Saturday, January 30, 2021

The benefits of continuous blocker clustering

If you manage your work by using some kind of visualization, the chances are high that you also visualize your blockages.

One of the most common visualizations is some kind of task board that represents the subsequent stages work items go through. Assuming you have such a board it can be quite helpful to visually mark which of those work items are currently blocked. This enables the whole team or organization (depending on the scope of your board) to see where work is stuck and to do something about it.

Usually (in the physical world ) these markers had the form of post-it notes in a different color and denoting the reason for the blockage. If you add just a little bit additional information, these blockers can be utilized to identify typical hindrances in the flow. Information you might want to gather are a reference to the original work item this blocker was attached to, the time(stamp) the blockage occurred and the time(stamp) it was solved.

In the Kanban community there is a practice known as “blocker clustering” where all involved parties come together at specific points in time and cluster these blockers according to things that stand out once you try to sort them and categorize them.

Blocker clusters can be either things like “Waiting for department «X»” or “Problems with system «Y»” or something completely different like “discovered missing information from phase «Z»” – that really very much depends on your individual environment. And usually these blocker clusters change over time. And so the should.

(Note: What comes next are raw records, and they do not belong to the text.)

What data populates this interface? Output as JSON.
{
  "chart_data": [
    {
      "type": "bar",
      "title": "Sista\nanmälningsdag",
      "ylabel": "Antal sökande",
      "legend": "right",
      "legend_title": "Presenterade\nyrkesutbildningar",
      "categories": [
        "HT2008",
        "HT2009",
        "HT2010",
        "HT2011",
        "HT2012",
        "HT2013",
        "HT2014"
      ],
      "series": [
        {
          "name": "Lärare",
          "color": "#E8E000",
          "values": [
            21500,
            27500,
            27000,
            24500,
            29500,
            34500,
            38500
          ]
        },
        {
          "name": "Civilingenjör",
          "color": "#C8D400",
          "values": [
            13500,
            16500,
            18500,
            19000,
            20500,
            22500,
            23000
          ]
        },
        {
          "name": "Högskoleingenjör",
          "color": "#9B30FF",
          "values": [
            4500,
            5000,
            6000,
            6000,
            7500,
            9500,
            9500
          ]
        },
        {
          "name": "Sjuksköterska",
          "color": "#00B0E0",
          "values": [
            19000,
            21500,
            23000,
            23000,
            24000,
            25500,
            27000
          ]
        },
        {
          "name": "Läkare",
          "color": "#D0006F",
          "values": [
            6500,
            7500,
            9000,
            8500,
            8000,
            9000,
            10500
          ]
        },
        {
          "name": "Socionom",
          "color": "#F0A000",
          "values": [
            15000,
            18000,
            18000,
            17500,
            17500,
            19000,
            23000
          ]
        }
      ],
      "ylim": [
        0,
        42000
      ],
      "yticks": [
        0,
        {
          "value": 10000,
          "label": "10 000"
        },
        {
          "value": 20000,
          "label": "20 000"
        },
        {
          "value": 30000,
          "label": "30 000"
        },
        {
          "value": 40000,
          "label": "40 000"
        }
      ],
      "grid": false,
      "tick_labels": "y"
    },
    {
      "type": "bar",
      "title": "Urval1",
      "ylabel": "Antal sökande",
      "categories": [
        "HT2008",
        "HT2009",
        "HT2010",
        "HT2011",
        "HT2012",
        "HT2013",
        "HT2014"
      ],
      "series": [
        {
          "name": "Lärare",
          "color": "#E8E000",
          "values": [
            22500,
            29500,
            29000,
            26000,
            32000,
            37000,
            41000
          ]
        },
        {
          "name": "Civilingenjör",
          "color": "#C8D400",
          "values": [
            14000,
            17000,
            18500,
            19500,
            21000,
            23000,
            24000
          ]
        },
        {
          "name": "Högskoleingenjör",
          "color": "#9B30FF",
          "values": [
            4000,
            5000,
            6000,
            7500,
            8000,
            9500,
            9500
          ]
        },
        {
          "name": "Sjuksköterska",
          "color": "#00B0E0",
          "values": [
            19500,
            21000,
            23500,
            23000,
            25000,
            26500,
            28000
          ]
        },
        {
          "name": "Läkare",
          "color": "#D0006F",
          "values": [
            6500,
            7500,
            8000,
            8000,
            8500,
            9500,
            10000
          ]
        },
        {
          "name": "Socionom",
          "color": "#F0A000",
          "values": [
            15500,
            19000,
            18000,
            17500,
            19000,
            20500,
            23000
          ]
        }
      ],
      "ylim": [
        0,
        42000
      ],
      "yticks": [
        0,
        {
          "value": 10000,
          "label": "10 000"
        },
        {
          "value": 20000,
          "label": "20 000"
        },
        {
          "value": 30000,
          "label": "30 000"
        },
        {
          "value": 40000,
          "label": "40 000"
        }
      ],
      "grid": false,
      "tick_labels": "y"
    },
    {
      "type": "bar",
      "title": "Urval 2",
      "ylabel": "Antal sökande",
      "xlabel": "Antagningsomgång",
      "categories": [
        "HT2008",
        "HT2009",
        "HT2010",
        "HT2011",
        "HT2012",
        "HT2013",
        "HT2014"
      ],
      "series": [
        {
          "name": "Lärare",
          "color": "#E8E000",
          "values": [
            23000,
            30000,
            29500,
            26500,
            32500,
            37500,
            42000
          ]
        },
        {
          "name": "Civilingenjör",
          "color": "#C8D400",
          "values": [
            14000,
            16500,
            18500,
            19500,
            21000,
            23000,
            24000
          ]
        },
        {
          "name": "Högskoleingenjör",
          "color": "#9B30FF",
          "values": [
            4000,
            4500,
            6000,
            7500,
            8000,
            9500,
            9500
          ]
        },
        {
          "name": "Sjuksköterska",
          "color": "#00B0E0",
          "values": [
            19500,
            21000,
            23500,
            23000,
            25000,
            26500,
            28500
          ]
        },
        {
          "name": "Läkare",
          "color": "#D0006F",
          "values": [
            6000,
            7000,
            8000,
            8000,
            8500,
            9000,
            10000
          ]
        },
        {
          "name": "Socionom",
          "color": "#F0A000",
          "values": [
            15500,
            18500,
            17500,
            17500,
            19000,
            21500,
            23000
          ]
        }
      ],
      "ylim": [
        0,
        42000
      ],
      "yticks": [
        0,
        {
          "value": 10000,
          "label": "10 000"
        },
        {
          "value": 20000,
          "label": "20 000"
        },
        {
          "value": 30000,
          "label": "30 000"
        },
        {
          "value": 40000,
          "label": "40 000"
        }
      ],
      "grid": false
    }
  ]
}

Now, here’s an idea: why only do this at certain intervals? Just as pair-programming in software development could also be called continuous code-review, the practice of blocker clustering could be done each time a blocker is resolved.

Granted, this wouldn’t make the big blocker clustering superfluous. After all that is where all concerned parties can decide whether they want to treat the resulting blocker clusters as special case variation –where one-off events caused the blockage– or common cause variation, where the blockage is caused by things that happen “all the time”.

The distinction between these two kinds of variation in the flow is important. One of them, the special case variation, hast to be handled on a case by case basis, whereas the other one is a great opportunity for structural improvements in the way you work.

And this is where continuous blocker clustering really can make a difference. Instead of waiting for the big blocker clustering, people come together and decide into which blocker cluster the blocker goes as soon as it is finished. This doesn’t have to happen in a separate meeting.

After all, the blocker (and the way it got solved) would be announced in the next board walk anyway. Which is also a good place to have this discussion.

And once you do continuous blocker clustering, you can have additional agreements like for example: If there are more than five new blockers in a category you can immediately (or at least very shortly afterwards) come together to discuss whether you want to treat this as a new common cause variation and whether you see a chance to improve your way of working together to address this new common cause. The number five is just an arbitraty number, depending on things like number of people involved, throughput etc. your numbers will differ.

You could also have an agreement to hold such a meeting whenever you have collected five blockers that you couldn’t categorize into a blocker cluster in less than 2 minutes and were therefore grouped under “uncategorized”. (Another working agreement.) The opportunities for demand driven improvements through this approach are vast.

The same basic idea is behind the concept of signal-based Kaizen meetings, that happen whenever specific –agreed upon– circumstances trigger the need for improvement and invoke a spontaneous get-together of the involved parties. Opposed to having only improvement meetings at fixed intervals this makes for much tighter feedback loops and thus enables quicker improvement.

till next time
  Michael Mahlberg

(Special note for people who rely solely on jira: It is a bit hard to implement this is an easy way in jira, but it is possible. And also helpful. But it does include some creative use of fieldvalues, some JQL-Fu and some dedicated Jira-boards. Keep in mind that Jira-Boards are nothing more, and nothing less, than a visualized database query. There’s a lot of power in that, once you start moving beyond the pre-packed solutions.)